Leonardo Leonardo - 22 days ago 15
Node.js Question

Using Async With waterfall and Recursion in nodejs

I've created a script to migrate data from Dynamo to a Mysql DB.
First I was not using Async, but I started getting bottlenecks on the sql side, so I decided to "throttle" the dymano part using the async lib.
The problem: I have a recursion in the middle of the path, as long as dynamo has data I have to continue the process (ultra simple ETL), but I don't know how to perform the recursion inside the waterfall.
My code :

function main() {
async.waterfall([getMaxTimestamp, scanDynamoDB, printout, saveToMySQL], function(err, result) {
if(err) console.log(err)
console.log(result)
});
}

function getMaxTimestamp(callback) {
console.time("max query");
connection.query("SELECT MAX(created_at) as start_date from Tracking;", function(err, data) {
console.timeEnd("max query");
callback(err, data);
})
}

function scanDynamoDB(data, callback) {
if (data[0].start_date != null && data[0].start_date)
query.ExpressionAttributeValues[':v_ca'].N = data[0].start_date;

console.time("dynamo read");
dynamoDB.scan(query, function(err, data) {
console.timeEnd("dynamo read");
callback(err, data);
// if (!err) {
// if (data != undefined && data.Count > 0) {
// printout(data.Items) // Print out the subset of results.
// if (data.LastEvaluatedKey) { // Result is incomplete; there is more to come.
// query.ExclusiveStartKey = data.LastEvaluatedKey;
// scanDynamoDB(query);
// }
// } else {
// console.log('No fresh data found on Dynamo')
// } else console.dir(err);
});
};

function assembleSql() {
insertSql = "insert into Tracking (";
for (var i = 0; i < headers.length; i++) {
insertSql += headers[i];
if (i < headers.length - 1)
insertSql += ",";
}

insertSql += ") values ?;"
previousInsertSql = insertSql;
}

function saveToMySQL(items, callback) {
assembleSql();
//connection.connect();
console.time("insert sql")
connection.query(insertSql, [items], function(err, result) {
console.timeEnd("insert sql")
if (err){
callback(err, null)
return;
}

totalInserts += result.affectedRows;
callback(err, totalInserts)
//connection.end();
})
}

function printout(items, callback) {
var headersMap = {};
var values;
var header;
var value;

var out = [];

if (headers.length == 0) {
if (items.length > 0) {
for (var i = 0; i < items.length; i++) {
for (var key in items[i]) {
headersMap[key] = true;
}
}
}
for (var key in headersMap) {
headers.push(key);
}
}

for (index in items) {
values = [];
for (i = 0; i < headers.length; i++) {
value = "";
header = headers[i];
// Loop through the header rows, adding values if they exist
if (items[index].hasOwnProperty(header)) {
if (items[index][header].N) {
value = items[index][header].N;
} else if (items[index][header].S) {
value = items[index][header].S;
} else if (items[index][header].SS) {
value = items[index][header].SS.toString();
} else if (items[index][header].NS) {
value = items[index][header].NS.toString();
} else if (items[index][header].B) {
value = items[index][header].B.toString('base64');
} else if (items[index][header].M) {
value = JSON.stringify(items[index][header].M);
} else if (items[index][header].L) {
value = JSON.stringify(items[index][header].L);
} else if (items[index][header].BOOL !== undefined) {
value = items[index][header].BOOL.toString();
}
}
values.push(value)
}
out.push(values)
}
callback(null, out);
}
main();


The commented part is where the recursion happens, but I don't know where to place this inside my flow !

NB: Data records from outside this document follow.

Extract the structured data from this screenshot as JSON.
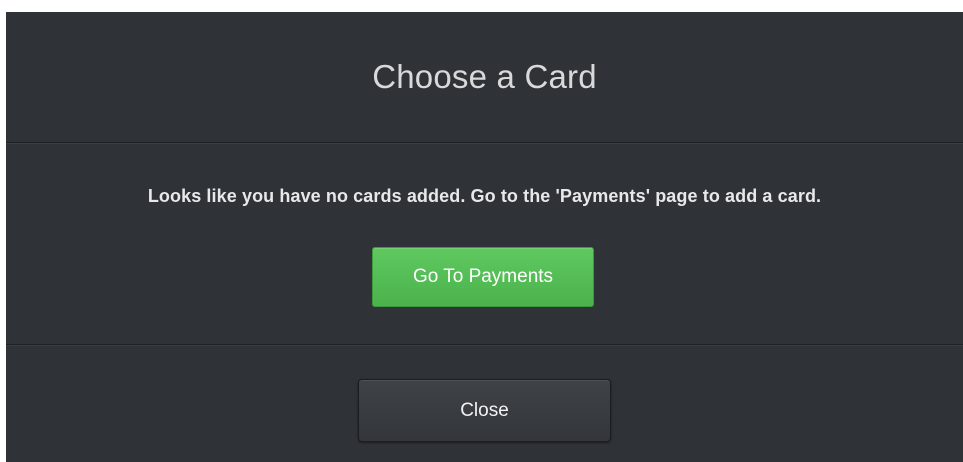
{
  "dialog": {
    "title": "Choose a Card",
    "message": "Looks like you have no cards added. Go to the 'Payments' page to add a card.",
    "primary_button_label": "Go To Payments",
    "close_button_label": "Close"
  },
  "colors": {
    "dialog_background": "#2f3236",
    "primary_button": "#56bd56",
    "close_button": "#3a3d42"
  }
}
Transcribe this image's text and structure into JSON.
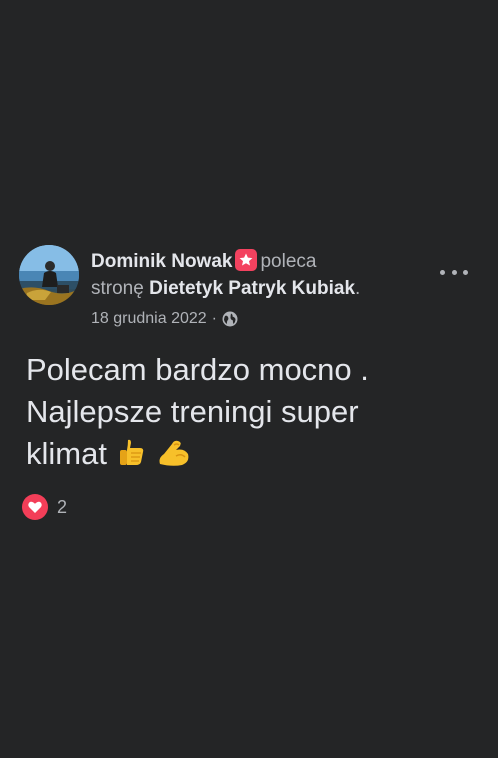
{
  "post": {
    "author": "Dominik Nowak",
    "action_word": "poleca",
    "line2_prefix": "stronę",
    "page_name": "Dietetyk Patryk Kubiak",
    "page_suffix": ".",
    "date": "18 grudnia 2022",
    "separator": "·",
    "audience_icon": "globe-icon",
    "badge_icon": "recommendation-star-icon",
    "more_icon": "more-options-icon",
    "text_line1": "Polecam bardzo mocno .",
    "text_line2": "Najlepsze treningi super",
    "text_line3": "klimat",
    "emojis": [
      "thumbs-up-emoji",
      "flexed-biceps-emoji"
    ]
  },
  "reactions": {
    "icon": "heart-icon",
    "count": "2"
  },
  "colors": {
    "background": "#242526",
    "primary_text": "#e4e6eb",
    "secondary_text": "#b0b3b8",
    "badge": "#f3425f",
    "heart": "#f33e58"
  }
}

Any help would be appreciated !

Answer

Actually I was able to figure it out by myself.

async.whilst(function() { return canInsert}, function (callback){
          scanDynamoDB(query, callback)
        }, function(err, res) {}
function scanDynamoDB(data, callback) {
    console.time("dynamo read");

    dynamoDB.scan(query, function(err, data) {
        console.timeEnd("dynamo read");
        if (!err) {
            if (data != undefined && data.Count > 0) {
                canInsert = data.LastEvaluatedKey;
                if (data.LastEvaluatedKey) // Result is incomplete; there is more to come.
                    query.ExclusiveStartKey = data.LastEvaluatedKey;
            }
        } else console.dir(err);
    });
};

I could have done it just with a while(canInsert). Anyway, I avoided recursion and memory usage is way way lower.